Wednesday, November 13, 2024

Oando shares hit three-month low amid profit decline, auditor warning

Despite a healthy profit last year, the company's independent auditors express serious concerns with Oando's financial health.

Oando PLC’s stock price has fallen to its lowest in three months, trading at N62.40 by midday today—a 4.59% drop from its previous close at N65.40.

It marks a significant decline from the mid-September high of N95.50, when investor sentiment surged after the company, owned partly by President Bola Tinubu’s nephew, completed a major acquisition of onshore assets from Italy’s Eni.

The stock has seen substantial growth since Tinubu’s assumption of office in May 2023, when shares traded below N6, representing a dramatic rise. The company earlier planned to delist.

The recent decline reflects concerns following Oando’s 2024 half-year report, which revealed a 44% year-on-year profit drop to N62.6 billion from N112.45 billion in H1 2023. Oando attributed the decrease to higher administrative expenses and net finance costs driven by exchange rate fluctuations.

However, revenue for the period increased by 51% to N2 trillion, aided by currency adjustments and increased crude oil volumes, though offset by lower trading volumes and reduced sales in natural gas and natural gas liquids.

Auditor’s Concerns

Last week, Oando announced a N60.28 billion profit after tax for the year 2023 in its audited financial statements. However, despite this positive result, the company’s independent auditor, BDO Professional Services, reiterated significant concerns regarding Oando’s financial health and sustainability.

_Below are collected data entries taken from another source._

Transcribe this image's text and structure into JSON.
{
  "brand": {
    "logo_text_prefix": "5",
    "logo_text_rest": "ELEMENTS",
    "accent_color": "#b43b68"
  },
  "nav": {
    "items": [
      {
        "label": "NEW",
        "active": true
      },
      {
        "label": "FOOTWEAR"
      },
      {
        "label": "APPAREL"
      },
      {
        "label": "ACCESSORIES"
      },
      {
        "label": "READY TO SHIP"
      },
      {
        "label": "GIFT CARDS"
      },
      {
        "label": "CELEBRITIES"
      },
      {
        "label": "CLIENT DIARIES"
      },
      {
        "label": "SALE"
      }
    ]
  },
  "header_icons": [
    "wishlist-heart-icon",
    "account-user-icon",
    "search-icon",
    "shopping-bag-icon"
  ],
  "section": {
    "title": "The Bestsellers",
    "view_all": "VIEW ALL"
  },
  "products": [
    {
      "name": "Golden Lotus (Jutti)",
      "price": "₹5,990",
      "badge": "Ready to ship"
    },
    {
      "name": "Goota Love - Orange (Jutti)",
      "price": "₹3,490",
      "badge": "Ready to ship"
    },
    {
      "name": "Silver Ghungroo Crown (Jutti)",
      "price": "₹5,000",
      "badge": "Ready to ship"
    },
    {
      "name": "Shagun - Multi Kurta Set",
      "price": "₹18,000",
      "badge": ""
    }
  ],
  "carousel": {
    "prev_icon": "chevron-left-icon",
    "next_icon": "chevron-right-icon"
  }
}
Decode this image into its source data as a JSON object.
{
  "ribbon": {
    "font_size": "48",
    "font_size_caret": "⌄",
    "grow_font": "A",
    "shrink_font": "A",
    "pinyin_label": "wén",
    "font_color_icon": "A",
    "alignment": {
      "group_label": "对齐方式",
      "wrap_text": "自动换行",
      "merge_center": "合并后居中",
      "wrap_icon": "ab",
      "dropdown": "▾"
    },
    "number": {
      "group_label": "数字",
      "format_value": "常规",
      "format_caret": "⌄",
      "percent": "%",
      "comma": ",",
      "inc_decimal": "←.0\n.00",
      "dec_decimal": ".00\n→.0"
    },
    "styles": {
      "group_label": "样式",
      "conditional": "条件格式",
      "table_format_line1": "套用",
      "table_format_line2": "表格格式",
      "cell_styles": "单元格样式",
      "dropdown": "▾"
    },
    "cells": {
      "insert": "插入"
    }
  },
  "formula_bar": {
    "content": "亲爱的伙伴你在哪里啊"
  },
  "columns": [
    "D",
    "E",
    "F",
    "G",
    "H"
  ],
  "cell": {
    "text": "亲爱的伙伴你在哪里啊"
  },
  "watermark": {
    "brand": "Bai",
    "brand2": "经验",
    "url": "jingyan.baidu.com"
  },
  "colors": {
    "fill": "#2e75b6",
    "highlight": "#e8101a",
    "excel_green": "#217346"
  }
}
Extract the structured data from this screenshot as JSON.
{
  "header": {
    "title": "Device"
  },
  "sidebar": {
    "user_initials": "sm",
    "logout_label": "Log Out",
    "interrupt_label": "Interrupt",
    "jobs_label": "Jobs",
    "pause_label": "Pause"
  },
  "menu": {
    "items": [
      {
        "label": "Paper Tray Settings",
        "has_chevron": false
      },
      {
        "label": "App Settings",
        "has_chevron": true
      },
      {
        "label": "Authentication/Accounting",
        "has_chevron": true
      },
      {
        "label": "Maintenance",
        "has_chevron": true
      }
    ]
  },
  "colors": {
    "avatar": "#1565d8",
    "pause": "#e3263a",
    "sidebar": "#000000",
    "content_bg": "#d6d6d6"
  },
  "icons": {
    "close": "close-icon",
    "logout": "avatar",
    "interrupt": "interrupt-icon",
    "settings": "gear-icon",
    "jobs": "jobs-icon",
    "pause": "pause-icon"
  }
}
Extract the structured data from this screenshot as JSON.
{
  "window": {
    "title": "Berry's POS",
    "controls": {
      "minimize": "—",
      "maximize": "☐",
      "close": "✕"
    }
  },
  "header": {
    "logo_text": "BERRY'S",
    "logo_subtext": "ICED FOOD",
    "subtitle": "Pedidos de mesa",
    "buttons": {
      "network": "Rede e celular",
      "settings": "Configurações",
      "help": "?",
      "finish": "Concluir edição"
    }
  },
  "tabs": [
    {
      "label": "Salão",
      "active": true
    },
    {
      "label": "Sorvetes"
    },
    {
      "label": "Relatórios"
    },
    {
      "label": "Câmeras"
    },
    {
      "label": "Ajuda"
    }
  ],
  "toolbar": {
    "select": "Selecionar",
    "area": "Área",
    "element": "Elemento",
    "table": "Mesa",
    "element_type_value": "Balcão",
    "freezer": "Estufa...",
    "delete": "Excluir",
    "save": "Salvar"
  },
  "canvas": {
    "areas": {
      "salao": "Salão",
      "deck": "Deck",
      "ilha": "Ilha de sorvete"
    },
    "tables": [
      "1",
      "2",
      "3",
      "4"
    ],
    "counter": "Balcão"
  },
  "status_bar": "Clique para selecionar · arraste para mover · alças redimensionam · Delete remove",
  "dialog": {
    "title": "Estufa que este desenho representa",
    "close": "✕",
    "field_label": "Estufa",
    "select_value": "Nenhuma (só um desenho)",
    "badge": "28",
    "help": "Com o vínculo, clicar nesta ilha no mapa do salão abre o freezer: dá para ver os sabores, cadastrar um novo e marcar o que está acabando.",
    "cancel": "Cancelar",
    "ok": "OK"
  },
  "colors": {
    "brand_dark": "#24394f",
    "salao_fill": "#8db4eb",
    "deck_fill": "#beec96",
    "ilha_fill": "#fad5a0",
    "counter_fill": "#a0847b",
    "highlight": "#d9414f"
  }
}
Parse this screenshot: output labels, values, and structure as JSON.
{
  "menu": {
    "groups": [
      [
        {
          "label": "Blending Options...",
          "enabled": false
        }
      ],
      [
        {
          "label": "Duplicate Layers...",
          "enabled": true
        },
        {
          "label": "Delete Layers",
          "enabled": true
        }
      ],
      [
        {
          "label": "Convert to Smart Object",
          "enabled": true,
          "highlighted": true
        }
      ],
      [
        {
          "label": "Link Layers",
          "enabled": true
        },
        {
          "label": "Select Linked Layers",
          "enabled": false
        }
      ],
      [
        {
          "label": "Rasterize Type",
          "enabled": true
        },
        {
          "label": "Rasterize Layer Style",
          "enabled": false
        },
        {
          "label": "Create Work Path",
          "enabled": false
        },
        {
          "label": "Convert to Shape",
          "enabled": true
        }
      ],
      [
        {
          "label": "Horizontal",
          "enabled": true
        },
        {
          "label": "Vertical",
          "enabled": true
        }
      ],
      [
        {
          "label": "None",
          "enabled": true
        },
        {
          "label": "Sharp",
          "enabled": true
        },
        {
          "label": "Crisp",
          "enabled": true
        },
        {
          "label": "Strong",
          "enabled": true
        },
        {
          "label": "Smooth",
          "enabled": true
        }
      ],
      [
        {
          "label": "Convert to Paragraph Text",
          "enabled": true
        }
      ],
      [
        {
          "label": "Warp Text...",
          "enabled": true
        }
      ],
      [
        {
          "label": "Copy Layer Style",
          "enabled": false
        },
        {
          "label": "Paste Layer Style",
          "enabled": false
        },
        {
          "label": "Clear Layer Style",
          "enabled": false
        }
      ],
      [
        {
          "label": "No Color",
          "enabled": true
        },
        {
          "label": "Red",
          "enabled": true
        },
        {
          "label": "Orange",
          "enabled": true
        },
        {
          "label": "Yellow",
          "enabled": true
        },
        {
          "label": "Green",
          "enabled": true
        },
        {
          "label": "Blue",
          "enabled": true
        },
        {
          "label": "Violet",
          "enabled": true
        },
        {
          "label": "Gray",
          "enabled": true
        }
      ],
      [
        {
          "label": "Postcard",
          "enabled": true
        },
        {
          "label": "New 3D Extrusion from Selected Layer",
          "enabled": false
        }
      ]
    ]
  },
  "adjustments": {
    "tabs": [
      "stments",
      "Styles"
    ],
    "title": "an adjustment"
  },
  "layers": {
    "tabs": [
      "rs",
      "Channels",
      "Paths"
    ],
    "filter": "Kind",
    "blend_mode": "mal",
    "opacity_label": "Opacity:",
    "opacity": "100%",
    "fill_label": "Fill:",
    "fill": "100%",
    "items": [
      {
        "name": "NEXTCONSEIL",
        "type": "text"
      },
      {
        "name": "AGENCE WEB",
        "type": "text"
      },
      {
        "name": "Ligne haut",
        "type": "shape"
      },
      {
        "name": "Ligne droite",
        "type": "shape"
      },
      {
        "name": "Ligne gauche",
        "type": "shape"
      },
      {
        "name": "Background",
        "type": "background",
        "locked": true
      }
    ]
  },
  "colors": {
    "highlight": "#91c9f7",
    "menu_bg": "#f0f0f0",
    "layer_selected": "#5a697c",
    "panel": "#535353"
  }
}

BDO highlighted substantial funding gaps and a negative asset position, raising doubts about Oando’s ability to continue as a going concern. These issues echo similar warnings raised in the 2022 financial year.

According to the audit, Oando faces considerable liabilities that exceed its current assets, indicating a substantial financial imbalance that may impact its operations if not resolved.

The auditor’s report pointed to a need for urgent action to address these financial pressures, with specific concerns about Oando’s ability to meet its funding requirements and stabilize its balance sheet.

According to BDO, the company recorded a total comprehensive loss of N216.2 billion in 2023, with current liabilities surpassing assets by N469.2 billion. The group-level losses were also notable, with a net liability of N267.2 billion and current liabilities exceeding assets by N1.6 trillion as of December 2023.

BDO cautioned that Oando’s continued operations depend on successfully refinancing debts to address its N3 trillion funding gap.

The auditor noted that even with planned debt refinancing, only 53.6% of the funding gap for 2024 would be covered. Management aims to address the remaining 46.4% through equity raises, although the timing and success of this plan remain uncertain.

Additionally, the audit flagged transactions that raised concerns, including a $20 million loan between an Oando subsidiary and a company tied to its Group Chief Executive.

Another highlighted issue was the purchase and sale of four petroleum cargoes from Russia, potentially contravening sanctions from the U.S., EU, and UK. This matter was noted as an “Emphasis of Matters,” underscoring the complex regulatory landscape Oando operates within.